Selon des sources informées, une étude menée par les services techniques en vue d’aménager des ronds-points dans plusieurs communes rurales, dont Achraka en tête, a révélé une lacune fondamentale. La zone n’est couverte par aucun document d’urbanisme —ni plan d’aménagement, ni schéma directeur— qui permettrait de tracer des voies, d’agencer des boulevards ou de concevoir des carrefours giratoires, rapporte Al Akhbar de ce vendredi 28 août.
Cette carence réglementaire a fait de ce secteur un terrain de prédilection pour les lobbies de la promotion immobilière, qui, dans l’ombre, ont procédé au morcellement clandestin des parcelles avant de les céder à des acquéreurs, issus pour la plupart de la région ou d’ailleurs.

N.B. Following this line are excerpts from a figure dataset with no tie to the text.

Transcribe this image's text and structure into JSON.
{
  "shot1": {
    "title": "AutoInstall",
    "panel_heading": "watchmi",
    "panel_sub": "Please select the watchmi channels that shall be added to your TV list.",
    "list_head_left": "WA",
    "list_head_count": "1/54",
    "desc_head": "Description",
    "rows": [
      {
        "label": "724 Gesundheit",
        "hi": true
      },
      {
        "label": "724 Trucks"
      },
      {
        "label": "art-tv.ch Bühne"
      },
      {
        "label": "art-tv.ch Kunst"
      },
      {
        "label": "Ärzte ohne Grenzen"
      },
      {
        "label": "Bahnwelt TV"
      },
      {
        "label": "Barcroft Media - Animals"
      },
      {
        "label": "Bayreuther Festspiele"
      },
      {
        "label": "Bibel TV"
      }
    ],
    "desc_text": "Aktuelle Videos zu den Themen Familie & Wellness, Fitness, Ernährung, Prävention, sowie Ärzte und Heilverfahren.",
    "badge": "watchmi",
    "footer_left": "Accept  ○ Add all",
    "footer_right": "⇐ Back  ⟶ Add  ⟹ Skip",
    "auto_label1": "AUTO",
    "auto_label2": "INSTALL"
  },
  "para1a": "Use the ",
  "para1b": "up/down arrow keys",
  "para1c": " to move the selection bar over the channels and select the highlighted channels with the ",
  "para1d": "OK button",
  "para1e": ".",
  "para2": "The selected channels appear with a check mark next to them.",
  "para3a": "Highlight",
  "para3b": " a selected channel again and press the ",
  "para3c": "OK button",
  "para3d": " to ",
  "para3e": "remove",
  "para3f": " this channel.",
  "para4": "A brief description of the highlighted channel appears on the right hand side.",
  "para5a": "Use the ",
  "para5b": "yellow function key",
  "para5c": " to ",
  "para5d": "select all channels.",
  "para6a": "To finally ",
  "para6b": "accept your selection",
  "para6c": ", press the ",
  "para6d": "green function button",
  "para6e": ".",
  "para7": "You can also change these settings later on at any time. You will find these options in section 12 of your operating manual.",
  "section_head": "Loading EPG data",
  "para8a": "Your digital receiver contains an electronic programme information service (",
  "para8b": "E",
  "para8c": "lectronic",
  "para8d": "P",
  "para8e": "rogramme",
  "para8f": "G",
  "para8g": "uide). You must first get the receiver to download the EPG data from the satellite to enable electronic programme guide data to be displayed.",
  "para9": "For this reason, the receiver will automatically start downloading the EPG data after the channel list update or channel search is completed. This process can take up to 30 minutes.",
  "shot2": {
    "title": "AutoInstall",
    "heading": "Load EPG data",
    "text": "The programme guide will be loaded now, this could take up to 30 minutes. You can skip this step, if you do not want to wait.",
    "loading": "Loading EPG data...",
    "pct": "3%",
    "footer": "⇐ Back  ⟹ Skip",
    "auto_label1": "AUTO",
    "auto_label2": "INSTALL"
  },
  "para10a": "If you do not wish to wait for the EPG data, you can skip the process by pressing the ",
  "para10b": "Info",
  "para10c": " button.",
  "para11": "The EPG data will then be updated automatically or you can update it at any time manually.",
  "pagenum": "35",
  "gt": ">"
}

Il en résulte une défiguration urbanistique d’autant plus flagrante que la zone surplombe la prestigieuse cité Mohammed VI Tanger Tech, façade économique et technologique de la métropole.
Les mêmes sources soulignent que les autorités compétentes font la sourde oreille aux rapports alertant sur l’urgence de recourir à la reconnaissance aérienne mensuelle pour traquer les constructions illégales. Un tel outil, pourtant, présenterait un double avantage : il contraindrait les agents et auxiliaires de l’autorité à rendre des comptes sur chaque nouvelle édification, qu’elle soit autorisée ou non, et il instaurerait un contrôle continu, exigeant des explications précises à chaque relevé. Les agents se trouvaient ainsi placés devant un véritable test de rigueur dans la surveillance du bâti illégal et la répression des infractions urbanistiques.
Cependant, ces propositions, jugées pourtant efficaces pour endiguer le phénomène, ont été systématiquement ignorées par les services concernés, écrit Al Akhbar. La construction anarchique est devenue le principal défi auquel se heurtent les services du ministère de l’Intérieur à Tanger, d’autant que la zone qui frôle désormais l’espace urbain, connaît une expansion accélérée et abrite des plateformes d’investissement stratégiques.